The couple since has had two more children, including Norway’s next heir to the throne, and many royal watchers now think Mette-Marit has matured into her role. Haakon was born into his, and remains an articulate, highly educated royal heir who’s displayed a passion for political correctness and worthy social causes.

They decided to celebrate their 10th wedding anniversary on August 25 with a special church service back at the Oslo Cathedral where they married. The service was to be followed by an outdoor concert at Universitetsplassen downtown, featuring hip-hop artists releasing a new CD called Gatekunst 4. “We’re glad the crown couple see the value of our youth project, and look forward to fill the plaza with both young people and the royals,” said Camilio Heredia, leader of GatekunstAkademiet (The Street Art Academy).

The crown couple celebrates their 10th wedding anniversary on August 25. PHOTO: Kongehuset.no

The day would end with dinner at the Royal Palace, hosted by Haakon’s parents, King Harald and Queen Sonja, after a so-called relaunch of the couple’s humanitarian fund. Both have made a point of being involved in humanitarian causes, from Mette-Marit’s work to stem HIV/AIDS and Haakon’s work against poverty and for acceptance of a multi-cultural society.

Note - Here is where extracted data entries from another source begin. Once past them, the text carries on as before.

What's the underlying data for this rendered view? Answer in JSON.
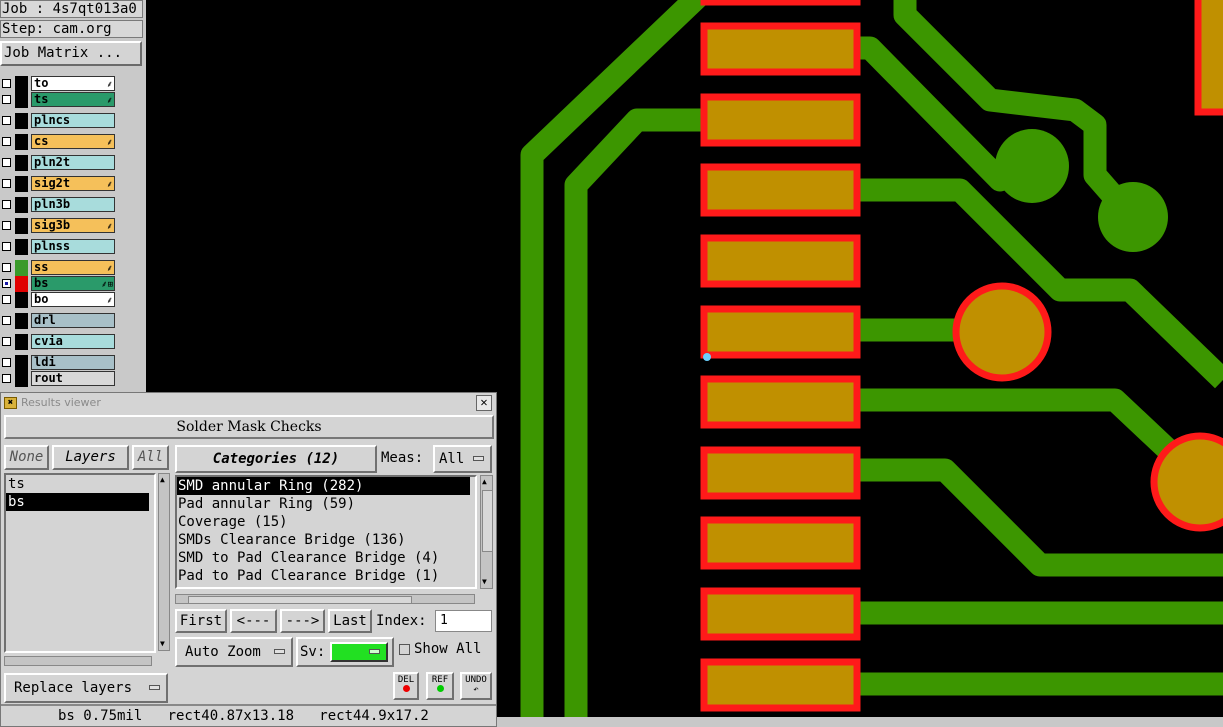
{
  "job": {
    "label": "Job : 4s7qt013a0",
    "step": "Step: cam.org",
    "matrix_button": "Job Matrix ..."
  },
  "layers": [
    {
      "name": "to",
      "color": "#ffffff",
      "checked": false,
      "swatch": "#000000",
      "mark": "⸙"
    },
    {
      "name": "ts",
      "color": "#2a9a6a",
      "checked": false,
      "swatch": "#000000",
      "mark": "⸙"
    },
    {
      "name": "plncs",
      "color": "#a8dcdc",
      "checked": false,
      "swatch": "#000000",
      "mark": ""
    },
    {
      "name": "cs",
      "color": "#f5c05a",
      "checked": false,
      "swatch": "#000000",
      "mark": "⸙"
    },
    {
      "name": "pln2t",
      "color": "#a8dcdc",
      "checked": false,
      "swatch": "#000000",
      "mark": ""
    },
    {
      "name": "sig2t",
      "color": "#f5c05a",
      "checked": false,
      "swatch": "#000000",
      "mark": "⸙"
    },
    {
      "name": "pln3b",
      "color": "#a8dcdc",
      "checked": false,
      "swatch": "#000000",
      "mark": ""
    },
    {
      "name": "sig3b",
      "color": "#f5c05a",
      "checked": false,
      "swatch": "#000000",
      "mark": "⸙"
    },
    {
      "name": "plnss",
      "color": "#a8dcdc",
      "checked": false,
      "swatch": "#000000",
      "mark": ""
    },
    {
      "name": "ss",
      "color": "#f5c05a",
      "checked": false,
      "swatch": "#3a9a2a",
      "mark": "⸙"
    },
    {
      "name": "bs",
      "color": "#2a9a6a",
      "checked": true,
      "swatch": "#e00000",
      "mark": "⸙⊞"
    },
    {
      "name": "bo",
      "color": "#ffffff",
      "checked": false,
      "swatch": "#000000",
      "mark": "⸙"
    },
    {
      "name": "drl",
      "color": "#a8c0c8",
      "checked": false,
      "swatch": "#000000",
      "mark": ""
    },
    {
      "name": "cvia",
      "color": "#a8dcdc",
      "checked": false,
      "swatch": "#000000",
      "mark": ""
    },
    {
      "name": "ldi",
      "color": "#a8c0c8",
      "checked": false,
      "swatch": "#000000",
      "mark": ""
    },
    {
      "name": "rout",
      "color": "#d8d8d8",
      "checked": false,
      "swatch": "#000000",
      "mark": ""
    }
  ],
  "results_viewer": {
    "title": "Results viewer",
    "close_glyph": "✕",
    "check_name": "Solder Mask Checks",
    "none_button": "None",
    "layers_button": "Layers",
    "all_button": "All",
    "layer_items": [
      "ts",
      "bs"
    ],
    "selected_layer": "bs",
    "categories_button": "Categories (12)",
    "meas_label": "Meas:",
    "meas_value": "All",
    "categories": [
      "SMD annular Ring (282)",
      "Pad annular Ring (59)",
      "Coverage (15)",
      "SMDs Clearance Bridge (136)",
      "SMD to Pad Clearance Bridge (4)",
      "Pad to Pad Clearance Bridge (1)"
    ],
    "selected_category": "SMD annular Ring (282)",
    "first_button": "First",
    "prev_button": "<---",
    "next_button": "--->",
    "last_button": "Last",
    "index_label": "Index:",
    "index_value": "1",
    "auto_zoom": "Auto Zoom",
    "sv_label": "Sv:",
    "sv_color": "#22e022",
    "show_all_label": "Show All",
    "replace_layers": "Replace layers",
    "del_label": "DEL",
    "ref_label": "REF",
    "undo_label": "UNDO",
    "status": "bs 0.75mil   rect40.87x13.18   rect44.9x17.2"
  },
  "colors": {
    "trace": "#3c9600",
    "pad_fill": "#c09000",
    "pad_outline": "#ff1a1a",
    "background": "#000000"
  }
}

“We want to be part of creating a generous and inclusive society where we see each other and take care of each other,” Crown Prince Haakon told newspaper Aftenposten in a recent interview. “When everyone is involved and contributes, we get a better society, a more efficient society and a stronger society where folks thrive and are proud.”

Asked what they’d have wanted to do if they weren’t royals, Mette-Marit said she’d wanted to be an author but more likely would have worked in a book store. Haakon said he probably would have worked for an anti-poverty organization or as a diplomat, but he most of all would have like to work within the music industry, “for example as a producer.”

Meanwhile they’ll continue to be crown prince and crown princess and seem to still enjoy each other’s company. They admit there was a great deal of turbulence around their early romance and marriage.

“I met a girl who impressed me, and I saw her many qualities,” Haakon told Aftenposten. “It wasn’t so easy for everyone else to see them so early. They have become clearer in recent years.”

He claimed that people’s opinions of Mette-Marit have changed more than she has, even though she’s become “better at giving speeches” and formulating herself. His wife agreed. “I haven’t changed so much,” she said. “Many undoubtedly experienced my entry into the family as difficult.” But she thinks some of “the opposition we met” was also cultivated by the media, and said they both got a “fantastic reception” on their first tour into the districts of Norway.

“We couldn’t have gotten to where we are if we hadn’t been working with what we believe in,” she said. “Because that’s just what we do. We work with what we believe in.”